愛用するグラブは久保田スラッガー社…担当の梅田歩夢さんが明かす舞台裏
「三井ゴールデン・グラブ賞」の表彰式が28日、都内で行われた。外野手部門で初受賞し、スーツ姿で参加したのがソフトバンク・周東佑京内野手だ。両リーグの受賞者が発表された12日には「ずっとほしかった賞なので、とても嬉しく思います。1年間試合に出場した証でもありますし、頑張ってきて良かった、と痛感しています。偉大な先輩たちがたくさんいらっしゃいますが、早く今宮さん(健太、受賞5回)に追いつけるよう、これからも頑張ります」とコメントしていた。
周東が愛用するグラブは、久保田スラッガー社。2022年からホークスの担当者となったのが、梅田歩夢さんだ。2週間に1度、大切なグラブをメンテナンスするなど、二人三脚で守備を支えてきた。念願だったゴールデン・グラブ賞に「めちゃくちゃ嬉しいです。僕も担当選手が獲得したのは初めてだったので」と声を弾ませる。
「獲ったぞ!」。梅田さんが受賞を知ったのは、同僚からの電話だった。正式に発表された12日。X(旧ツイッター)のタイムラインを眺めていた。午後5時に発表されたのを確認して、すぐ周東にLINEを送ったという。その“返事”から、喜びが溢れ出ていたというのだ。
「お疲れ様です! ゴールデングラブ賞おめでとうございます。一番獲って欲しいタイトルだったので、嬉しいです!」
「いやーよかったよかった!」
安堵したような周東の返答に、梅田さんは「いつもの感じやと『ういっす!』とか『ありがとう』とか、そういうところで終わると思ったんです」と、驚いた。日頃から、グラブに関して頻繁に連絡を取る2人。「いやーよかったよかった!」という言葉には「本人も嬉しそうやなって思いました。一言であることには変わりないんですけど、その中でも予想と違ったものですから。だって普段なら『了解!』とかですもん(笑)」。画面の向こう側にある気持ちが、しっかりと伝わってきた。

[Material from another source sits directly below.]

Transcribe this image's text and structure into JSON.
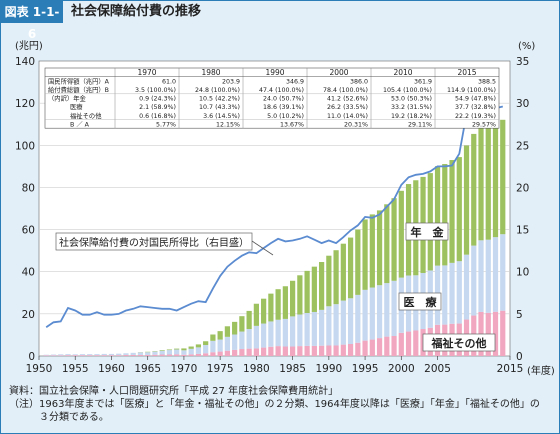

記者投票で選出される守備の“栄冠”。これまでは二塁や三塁も守ってきたが、今季守ったのは中堅だけだった。そんな周東が、ゴールデン・グラブ賞に対して、明確な意思を示したことがある。「今年、獲りたいな」――。みずほPayPayドームのロッカー、ポツリと漏らした一言を、梅田さんも聞き逃さなかった。シーズン後半の出来事で「途中から、明らかに意識するようになっていましたね」と代弁する。
「本人の中でも、自信があったんだと思います。『今年はいけるんじゃないか』って。『獲りたい』って発言は少しビックリしましたけど、(普段のやり取りの中で)感じることがありましたし。佑京さんの足の速さならではのプレーがたくさんあったので、僕の中でも『頼むから怪我だけはしないでくれ』って思っていました」
2024年のグラブを作るにあたって、梅田さんに1つだけ要望があった。「去年のやつよりも、もっと軽く小さくしてくれ」。他の選手に比べてただでさえ小さいサイズだった。その上で「プロの選手は体が大きいので、やっぱり一般の人よりも大きいものを使うんです。その中でも佑京さんは、もっと走りやすくしたかったんだと思います。『外野用に大きさは必要ない』って言っていました」と舞台裏を明かした。
小久保裕紀監督の「日本で佑京にしか捕れない」というコメントを何度も聞いた。日頃からコミュニケーションを取る中で、周東の守備に対する自信が深まっていく姿を、梅田さんも隣で見守ってきた。「発言でも伝わってきましたし、内野をやっていた時は守備練習の前ってすごく嫌そうな顔をしていたというか(笑)。外野をやるようになってから気が楽になった感じはします。やっぱり足の速さを生かせるから、ですかね」。多くの人に支えられて獲得した、念願のゴールデン・グラブ賞だった。